Gilbert R. Karonkano1
David Ryamukuru2
Joselyne Mukantwali3
Thierry Uwera4
Emmanuel Munyaneza4
Eric Sindayigaya5
Anita Collins, PhD6
(1)Peri Operative track, MSN program, School of Nursing and Midwifery, College of Medicine and Health Sciences, University of Rwanda, Kigali, Rwanda
(2)School of Nursing and Midwifery, University of Rwanda, University of Rwanda, Kigali, Rwanda
(3)School pf Nursing and Midwifery, University of Rwanda, Kigali, Rwanda
(4)School of Nursing and Midwifery, University of Rwanda, Kigali, Rwanda
(5)University of Rwanda, College of Medicine and Health Science, Kigali, Rwanda
(6)School of Nursing and Midwifery, College of Medicine and Health Sciences, Rwanda, Rory Meyers College of Nursing New York University, Kigali, Rwanda

Introduction

Patient safety is a global healthcare challenge, and surgery, in particular, is a dangerous procedure to human health (Andrew Howard, n.d.; Carvalho et al., 2015). Worldwide, annually, over 234 million surgical operations are performed with an average complications rate of 3–16%. This rate is not only a major cause of morbidity and mortality, but also a major financial burden for both the patients and their families. This also affects the healthcare facilities and their personnel (Melekie & Getahun, 2015).

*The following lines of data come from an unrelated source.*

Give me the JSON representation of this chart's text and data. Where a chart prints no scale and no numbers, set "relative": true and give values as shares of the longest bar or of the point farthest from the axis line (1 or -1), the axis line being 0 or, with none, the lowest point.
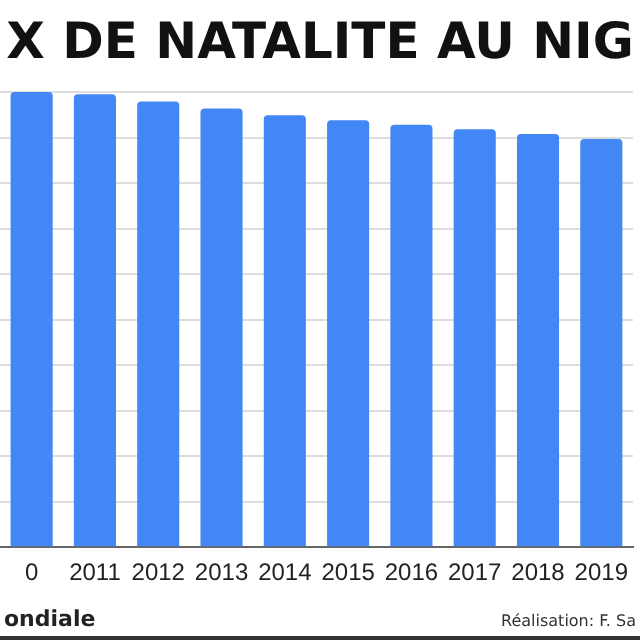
{
  "chart_data": {
    "type": "bar",
    "title": "X DE NATALITE AU NIG",
    "relative": true,
    "categories": [
      "0",
      "2011",
      "2012",
      "2013",
      "2014",
      "2015",
      "2016",
      "2017",
      "2018",
      "2019"
    ],
    "values": [
      1,
      0.995,
      0.979,
      0.964,
      0.949,
      0.938,
      0.928,
      0.918,
      0.908,
      0.897
    ],
    "color": "#4287f5",
    "grid": "y",
    "legend": false,
    "annotations": [
      "ondiale",
      "Réalisation: F. Sa"
    ]
  }
}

Prevention of surgical retained Item (RSI) is an important responsibility of a surgical team. RSI prevention results in positive surgical outcomes and prevent unnecessary cost and long hospital stay. (Norton, Martin, & Micheli, 2012). RSI is serious adverse event and may include sponges, sharps, and instruments. An RSI is never-event resulting from unintentional occurrence in which surgical item is left in a patient during the course of surgical or invasive procedure and is associated with serious negative patient surgical outcomes that may end in death (Steelman, Schaapveld, Perkhounkova, Storm, & Mathias, 2015; Spruce, 2016).

Among others RSI prevention strategies, surgical count remains the most accessible and reliable way to avoid unintentional retention of surgical item. This high risk and high frequency operating room exercise requires multidisciplinary team involvement and attention to guiding police and procedure (Edel, 2012). The surgical count consists of counting the instruments, sponges, sharps, and other supplies used during a surgical procedure. Failure of performing this very crucial task to patient safety is associated with many complications after surgery(Moss, Kneedler, Pfister, & Major, 2014). This paper is a report from the one month experience of the Peri Operative students of the MSN program in operating rooms in Rwanda, with emphasis on surgical count

Purpose

The purpose of this paper is to study the current practice in operating rooms of Rwandan hospitals to better understand surgical count in Rwandan context in order to improve the vital element of surgical patient safety. Studies such on adherence to recommended count practice procedure, nature and incidence of breakdown in surgical count, effect of standardizing surgical count documentation, impact of available resources such as policy and supply may enlighten the surgical count situation in Rwanda and improve the safety of the surgical patient.

Method

Six Peri Operative track students of the MSN program along with their supervisor spend a month in the operating rooms in Rwanda and under took the project of recording their experience in relation to the practice of surgical counts in the operating rooms. The students spent ten hours for 3 days in a week with an hour for lunch break. They were posted in the Reception, Holding area, Induction room, PACU and Scrub room.

Based on the clinical experience in different operating rooms in Rwandan hospitals and reflecting on how the surgical count should be as per recommended practice, the students were able to come up with recommendations for further in-depth study in the prevention of retained surgical items in operating rooms in Rwanda

Conclusion

Surgical count remains the vital intervention for prevention of RSI. WHO, AORN, American college of surgeons and Joint commission recommend to use the surgical count protocol for all surgical procedure with risk of RSI. Though there is some technological advancement toward prevention of RSI, manual counting is still the key intervention for RSI prevention.

Current practice in ORs of Rwandan hospitals reveals necessity to better understand surgical count in Rwandan context in order to improve the vital element of surgical patient safety. Studies such as adherence to recommended count practice procedure, nature and incidence of breakdown in surgical count, effect of standardizing surgical count documentation, impact of available resources such as policy and supply may enlighten the surgical count situation in Rwanda and improve the safety of the surgical patient.

Reducing inconsistency in surgical count practice requires health institutions to develop clear and concise policies and procedures to guide OR surgical teams on this. Furthermore, OR surgical team members should benefit OR safe practice teaching sessions that include among others; surgical count, teamwork and communication.